Monday, October 19, 2009

Obama's Communications Advisor Admires Chairman Mao

At this point, should we even be surprised?



President Obama's acting chief White House communications advisor, Anita Dunn has been much in the headlines of late, owing to her comments during a CNN interview last week branding Fox News as an arm of the Republican Party.

Interestingly, Dunn delivered a commencement address in June in which she named Mao Tse Sung, the genocidal founder of Communist China, as one of her "two favorite philosophers," with the other, she chirpily noted, being Mother Teresa.

Mao and Mother Teresa are, Dunn explained, "the two people that I turn to most to basically deliver a simple point, which is to say you are going to make choices, you are going to challenge, you are going to say why not." She then quoted an alleged Mao statement about winning the Chinese civil war his way: "You fight your war and I will fight mine."

She could as easily have encouraged the newly minted college graduates to take inspiration from Frank Sinatra's memorable pop hit, "My Way." At least Sinatra was not a genocidal killer of millions, as was Mao, which is what make Dunn's choice of heroes so utterly perplexing.

Rather than the truth about the choices Mao made, it appears that all Dunn knows about Mao are the Potemkin Village myths sown by his apologists among the U.S. and European intellectual elitists in the 1950s and 1960s. This mythical Mao was wise, kindly, and selfless, a veritable Chinese Jesus.

But it is impossible to accept that vision of Mao after reading the full account of the Chinese dictator's political career in British historian Paul Johnson's "Modern Times," the definitive, stark account of the rise, rule and ruin of totalitarianism throughout the 20th Century.

Here are just a couple of passages from Johnson that reveal the murderous truth about Dunn's hero. First, Johnson describes Mao's actions in the weeks immediately after winning the civil war: "Mao's first act was to extend his 'land reform,' already begun in the North, to the entire country, It was aimed at 'local bullies and evil gentry' and he urged peasants to kill 'not one or two but a goodly number of each.' At least two million people perished, half of them the tyrannical owners of less than 30 acres."

Mao thus, Johnson observed, "launched the largest nation on earth into a frenzy of violent activism which was to rival the social engineering of Hitler and Stalin."

That systematic genocide was among Mao's routine policies is seen in the continuous tragedy that was "land reform." During the years between 1951 and 1953, for example, Mao conducted these campaigns with what Johnson describes as "great savagery." Millions died after being convicted as "counter-revolutionaries," an all-purpose criminal classification used to make short work of anybody who came under suspicion.

"All major towns held mass rallies at which social "enemies" were publicly denounced and sentenced," Johnson wrote. "Over a few months, nearly 30,000 such meetings were held in Peking alone, attended by three million people. The papers published long lists of names every day of executed 'counter-revolutionaries.' In October 1951, it was stated that 800,000 cases had been dealt with in the first six months of the year."

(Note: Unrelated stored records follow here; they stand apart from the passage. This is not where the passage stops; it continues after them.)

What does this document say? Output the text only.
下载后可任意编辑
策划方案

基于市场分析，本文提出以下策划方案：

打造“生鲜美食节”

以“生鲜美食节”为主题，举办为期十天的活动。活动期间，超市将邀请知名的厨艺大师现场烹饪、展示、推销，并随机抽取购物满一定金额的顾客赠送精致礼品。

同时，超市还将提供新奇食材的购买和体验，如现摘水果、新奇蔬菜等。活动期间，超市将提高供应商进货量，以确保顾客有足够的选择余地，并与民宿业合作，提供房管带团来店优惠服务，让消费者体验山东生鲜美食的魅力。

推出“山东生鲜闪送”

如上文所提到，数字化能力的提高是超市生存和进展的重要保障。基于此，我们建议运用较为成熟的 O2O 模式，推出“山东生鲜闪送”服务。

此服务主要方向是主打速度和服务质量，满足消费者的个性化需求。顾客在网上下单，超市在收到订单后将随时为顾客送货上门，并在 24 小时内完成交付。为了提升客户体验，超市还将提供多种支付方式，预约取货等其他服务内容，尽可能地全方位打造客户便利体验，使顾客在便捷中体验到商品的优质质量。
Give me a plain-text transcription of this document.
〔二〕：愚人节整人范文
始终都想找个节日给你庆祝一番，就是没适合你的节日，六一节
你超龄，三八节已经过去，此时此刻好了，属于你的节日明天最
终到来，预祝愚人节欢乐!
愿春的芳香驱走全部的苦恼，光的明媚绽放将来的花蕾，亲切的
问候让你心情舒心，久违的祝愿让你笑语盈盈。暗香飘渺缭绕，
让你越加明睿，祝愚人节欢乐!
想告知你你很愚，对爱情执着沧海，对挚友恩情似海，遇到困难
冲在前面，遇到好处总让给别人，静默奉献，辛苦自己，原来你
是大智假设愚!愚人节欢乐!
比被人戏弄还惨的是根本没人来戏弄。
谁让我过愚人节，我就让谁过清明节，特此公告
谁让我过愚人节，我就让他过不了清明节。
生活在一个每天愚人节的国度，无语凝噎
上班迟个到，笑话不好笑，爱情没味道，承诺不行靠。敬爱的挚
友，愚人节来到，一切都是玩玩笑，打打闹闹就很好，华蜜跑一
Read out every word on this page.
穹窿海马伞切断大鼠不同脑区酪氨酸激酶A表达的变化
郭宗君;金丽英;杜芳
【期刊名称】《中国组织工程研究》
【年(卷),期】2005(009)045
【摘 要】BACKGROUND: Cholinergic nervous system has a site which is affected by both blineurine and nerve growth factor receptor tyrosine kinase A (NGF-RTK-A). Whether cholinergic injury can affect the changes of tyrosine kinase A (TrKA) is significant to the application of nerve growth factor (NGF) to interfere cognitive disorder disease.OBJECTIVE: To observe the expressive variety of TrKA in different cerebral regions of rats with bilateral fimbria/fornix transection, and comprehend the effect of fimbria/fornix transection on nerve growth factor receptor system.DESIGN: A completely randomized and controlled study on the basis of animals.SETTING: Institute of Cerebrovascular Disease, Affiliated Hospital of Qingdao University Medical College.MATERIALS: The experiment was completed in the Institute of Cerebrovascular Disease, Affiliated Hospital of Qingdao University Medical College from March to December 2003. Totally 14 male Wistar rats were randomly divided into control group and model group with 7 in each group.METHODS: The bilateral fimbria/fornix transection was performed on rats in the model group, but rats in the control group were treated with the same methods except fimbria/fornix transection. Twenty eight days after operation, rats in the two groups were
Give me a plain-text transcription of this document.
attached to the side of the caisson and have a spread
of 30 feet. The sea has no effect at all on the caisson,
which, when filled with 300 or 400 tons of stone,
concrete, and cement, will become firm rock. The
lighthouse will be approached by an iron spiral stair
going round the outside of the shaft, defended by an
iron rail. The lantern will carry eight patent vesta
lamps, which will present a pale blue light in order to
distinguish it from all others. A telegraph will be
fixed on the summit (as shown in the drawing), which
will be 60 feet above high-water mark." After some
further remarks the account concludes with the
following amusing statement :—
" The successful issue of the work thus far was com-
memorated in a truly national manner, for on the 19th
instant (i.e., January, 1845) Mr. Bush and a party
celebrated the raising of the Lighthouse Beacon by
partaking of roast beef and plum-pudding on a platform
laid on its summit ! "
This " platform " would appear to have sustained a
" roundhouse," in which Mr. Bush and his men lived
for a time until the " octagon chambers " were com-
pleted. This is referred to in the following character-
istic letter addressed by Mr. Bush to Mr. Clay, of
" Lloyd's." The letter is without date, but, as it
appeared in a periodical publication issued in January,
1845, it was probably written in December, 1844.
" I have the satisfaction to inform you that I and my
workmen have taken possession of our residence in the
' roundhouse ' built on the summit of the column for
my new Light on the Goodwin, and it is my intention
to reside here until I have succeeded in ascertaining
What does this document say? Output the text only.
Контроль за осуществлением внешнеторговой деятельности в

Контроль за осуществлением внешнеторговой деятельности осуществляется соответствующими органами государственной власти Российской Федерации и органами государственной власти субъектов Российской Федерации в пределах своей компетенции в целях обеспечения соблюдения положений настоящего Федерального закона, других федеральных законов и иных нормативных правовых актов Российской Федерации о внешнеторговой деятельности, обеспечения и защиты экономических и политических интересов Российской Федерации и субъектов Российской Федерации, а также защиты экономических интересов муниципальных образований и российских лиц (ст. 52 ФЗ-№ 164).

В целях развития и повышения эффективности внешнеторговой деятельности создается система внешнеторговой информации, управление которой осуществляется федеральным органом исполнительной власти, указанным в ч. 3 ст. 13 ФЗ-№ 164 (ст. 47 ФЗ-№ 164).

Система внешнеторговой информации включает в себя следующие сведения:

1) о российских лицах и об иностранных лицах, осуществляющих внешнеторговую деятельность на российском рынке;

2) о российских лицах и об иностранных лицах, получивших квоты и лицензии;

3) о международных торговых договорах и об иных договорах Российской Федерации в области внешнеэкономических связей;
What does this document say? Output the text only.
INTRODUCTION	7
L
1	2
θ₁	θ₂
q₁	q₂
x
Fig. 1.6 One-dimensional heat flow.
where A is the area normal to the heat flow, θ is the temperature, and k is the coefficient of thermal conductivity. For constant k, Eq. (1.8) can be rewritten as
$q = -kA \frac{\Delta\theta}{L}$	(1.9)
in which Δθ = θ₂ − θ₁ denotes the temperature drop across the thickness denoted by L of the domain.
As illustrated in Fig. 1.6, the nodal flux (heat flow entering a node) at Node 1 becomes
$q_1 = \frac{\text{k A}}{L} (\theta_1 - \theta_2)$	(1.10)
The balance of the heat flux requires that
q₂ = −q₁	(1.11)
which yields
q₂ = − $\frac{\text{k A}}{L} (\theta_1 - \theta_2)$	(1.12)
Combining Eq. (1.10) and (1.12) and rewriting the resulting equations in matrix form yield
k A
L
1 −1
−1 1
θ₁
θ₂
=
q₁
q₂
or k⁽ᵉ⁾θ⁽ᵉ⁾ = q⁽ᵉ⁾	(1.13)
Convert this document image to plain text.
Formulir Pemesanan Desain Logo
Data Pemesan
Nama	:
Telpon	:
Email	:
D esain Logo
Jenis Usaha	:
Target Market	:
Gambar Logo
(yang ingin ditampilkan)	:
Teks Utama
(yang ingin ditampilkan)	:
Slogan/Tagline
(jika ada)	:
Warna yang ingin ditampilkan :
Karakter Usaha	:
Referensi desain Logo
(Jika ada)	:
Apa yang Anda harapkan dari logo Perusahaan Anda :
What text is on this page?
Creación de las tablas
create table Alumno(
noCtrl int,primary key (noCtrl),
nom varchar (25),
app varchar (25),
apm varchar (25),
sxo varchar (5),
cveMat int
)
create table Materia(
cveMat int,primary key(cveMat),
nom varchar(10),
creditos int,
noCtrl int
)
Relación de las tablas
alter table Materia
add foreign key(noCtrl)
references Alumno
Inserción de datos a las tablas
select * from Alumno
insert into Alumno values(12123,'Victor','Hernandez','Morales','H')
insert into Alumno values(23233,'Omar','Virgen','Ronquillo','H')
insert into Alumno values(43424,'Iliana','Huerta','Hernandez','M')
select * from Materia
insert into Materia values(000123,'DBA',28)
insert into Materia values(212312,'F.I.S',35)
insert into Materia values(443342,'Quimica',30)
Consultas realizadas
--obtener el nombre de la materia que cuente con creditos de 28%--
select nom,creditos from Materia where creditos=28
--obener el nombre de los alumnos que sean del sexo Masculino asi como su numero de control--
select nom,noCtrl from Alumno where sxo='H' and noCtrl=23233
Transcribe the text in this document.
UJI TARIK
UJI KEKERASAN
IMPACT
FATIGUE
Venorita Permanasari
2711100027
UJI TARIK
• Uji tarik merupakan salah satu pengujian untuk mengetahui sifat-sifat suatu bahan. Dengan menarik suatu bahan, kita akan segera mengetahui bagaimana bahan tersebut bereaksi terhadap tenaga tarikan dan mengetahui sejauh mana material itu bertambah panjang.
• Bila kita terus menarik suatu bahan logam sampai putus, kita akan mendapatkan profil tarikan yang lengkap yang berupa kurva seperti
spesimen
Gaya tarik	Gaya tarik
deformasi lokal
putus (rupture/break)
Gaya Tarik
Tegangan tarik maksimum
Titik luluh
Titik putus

Estimates of the total number of people killed in these land reform campaigns of extermination ranged as high as 15 million, though Johnson cautions that "a figure of one to three milion is more likely."

In any case, these two passages make clear that Anita Dunn's hero was a man who thought nothing of decreeing the deaths of millions of people for no reason other than suspicion that they might not accept his ghastly totalitarian vision for China. To fully grasp what Mao did, just imagine here in America today millions of non-political middle-class Americans suspected of being Tea Party sympathizers being rounded up, tried, sentenced and executed merely on suspicion of their being opposed to "change we can believe in."

You can view the referenced portion of Dunn's commencement speech here, courtesy of Michelle Malkin, who also provides a host of additional facts about Dunn's career as a flak for such notables as Tom Daschle and Nancy Pelosi. The White House has claimed Dunn was joking in her reference to Mao. Judge for yourself.